CONNECTED BY A GLASS OF WATER
In Business, November-December, 2005, Vol. 27, No. 6, p. 30
BALLE BEAT
Leanne Krueger-Braneky
IT IS THE FAUCET that gets me. I have noticed that we socially conscious types have our pet peeves: some people cannot stand to see leftover food thrown out and must pack every crumb into a PVC-free reusable container. Others dig recyclable materials out of trash bins, redirecting the misplaced aluminum and plastics to the appropriate recycling receptacle. For me, it's the faucet left running, or the leaky valve that drip, drip, drips away lost gallons of clean water. To be honest, it is symbolic: seeing water wasted reminds me of how hard people work to get water, and other basic necessities, in other parts of the world.
Before I started working with the local BALLE network in Philadelphia, I spent a year living in South Africa where I saw firsthand the need for an international local living economy movement - a movement that connects people around the globe in a struggle towards a living wage for all workers and an economic system that acknowledges the value of both natural systems and human life. In South Africa, I saw the power of worker cooperatives and the exponential impact of even a microgrant in a community. I was privileged to live with families from multiple ethnic backgrounds and economic levels, but it took little girls from a rural village to teach me the value of water.
I spent a week living in a rural village in the Eastern Cape. The family who hosted me did not have electricity or running water. They lived in round structures built from hand and cooked their meals over an outdoor fire fueled by cow dung. Most of their food came from the surrounding fields and the young boys spent their time herding the family's livestock. Drinking water was collected through pipes that caught rainwater from the roofs. This system was effective, but did not provide enough water for the family's daily needs.
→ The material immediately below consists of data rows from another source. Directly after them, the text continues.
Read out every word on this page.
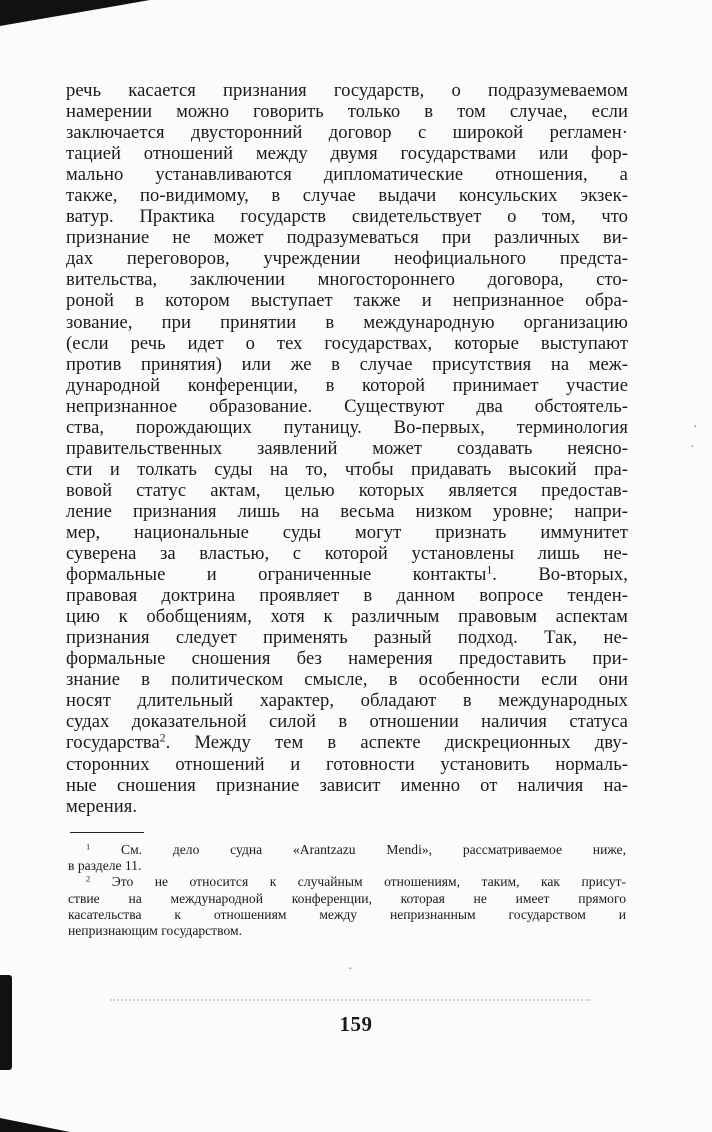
речь касается признания государств, о подразумеваемом
намерении можно говорить только в том случае, если
заключается двусторонний договор с широкой регламен·
тацией отношений между двумя государствами или фор-
мально устанавливаются дипломатические отношения, а
также, по-видимому, в случае выдачи консульских экзек-
ватур. Практика государств свидетельствует о том, что
признание не может подразумеваться при различных ви-
дах переговоров, учреждении неофициального предста-
вительства, заключении многостороннего договора, сто-
роной в котором выступает также и непризнанное обра-
зование, при принятии в международную организацию
(если речь идет о тех государствах, которые выступают
против принятия) или же в случае присутствия на меж-
дународной конференции, в которой принимает участие
непризнанное образование. Существуют два обстоятель-
ства, порождающих путаницу. Во-первых, терминология
правительственных заявлений может создавать неясно-
сти и толкать суды на то, чтобы придавать высокий пра-
вовой статус актам, целью которых является предостав-
ление признания лишь на весьма низком уровне; напри-
мер, национальные суды могут признать иммунитет
суверена за властью, с которой установлены лишь не-
формальные и ограниченные контакты$^1$. Во-вторых,
правовая доктрина проявляет в данном вопросе тенден-
цию к обобщениям, хотя к различным правовым аспектам
признания следует применять разный подход. Так, не-
формальные сношения без намерения предоставить при-
знание в политическом смысле, в особенности если они
носят длительный характер, обладают в международных
судах доказательной силой в отношении наличия статуса
государства$^2$. Между тем в аспекте дискреционных дву-
сторонних отношений и готовности установить нормаль-
ные сношения признание зависит именно от наличия на-
мерения.
$^1$ См. дело судна «Arantzazu Mendi», рассматриваемое ниже,
в разделе 11.
$^2$ Это не относится к случайным отношениям, таким, как присут-
ствие на международной конференции, которая не имеет прямого
касательства к отношениям между непризнанным государством и
непризнающим государством.
159
·
·
·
So every day the girls would gather up their buckets, balance them on their heads and trek down to the nearest water source, a good five kilometers each way. They would not allow me to make the trip with them - I think I would have slowed them down - but on one trip through the area someone pointed out the water source. Resting on the bank lay an abandoned car rusting into the water. And while my mind flickered to what possible contaminants the water contained, I watched more girls come to the water's edge to fill their buckets.
I picture these girls when my bathtub faucet leaks. I see them when I walk into a public restroom and notice that someone forgot to turn off the spigot at the sink. I think about them when I fill my glass with water and don't feel like finishing the last gulp and on good days, I remember them before I mindlessly pour it down the sink.
Interconnectedness is key to building a living economy - we need to know how other people live and how our choices affect them. When we operate in a vacuum, the world is in trouble - when we buy clothing without knowledge or care of how our sisters are treated in a factory where the garment was made.
It boils down to relationships. I have learned that it's important to connect with people from different parts of the globe, and to sit at their feet when they are ready to tell their stories. I need to let go of my urge to speak first, and instead be willing to listen. Whether I am conversing over a meal or watching a documentary, I need to let these stories get inside me. Because when I can picture the face of the woman in the factory, or the guerrilla fighting injustice, it is harder for me to ignore their reality and my possible complicitness in the situation.
I admit that it is not easy for everyone to develop relationships with people from the developing world - not everyone has the luxury to travel. These days, though, we are lucky because the developing world has come to us. International students study at most universities around the U.S. - we can start by building relationships with them. Documentaries and memoirs about life in other countries are easy to find. A whole world of international news is available on the Internet at a few clicks of the mouse and while the stories may not be carried in my local daily paper, it does not take much effort for me to find them. My job is to care enough to seek out the stories that are not on the front page.
Leanne Krueger-Braneky is the Director of the Sustainable Business Network of Greater Philadelphia (www.sbnphiladelphia.org).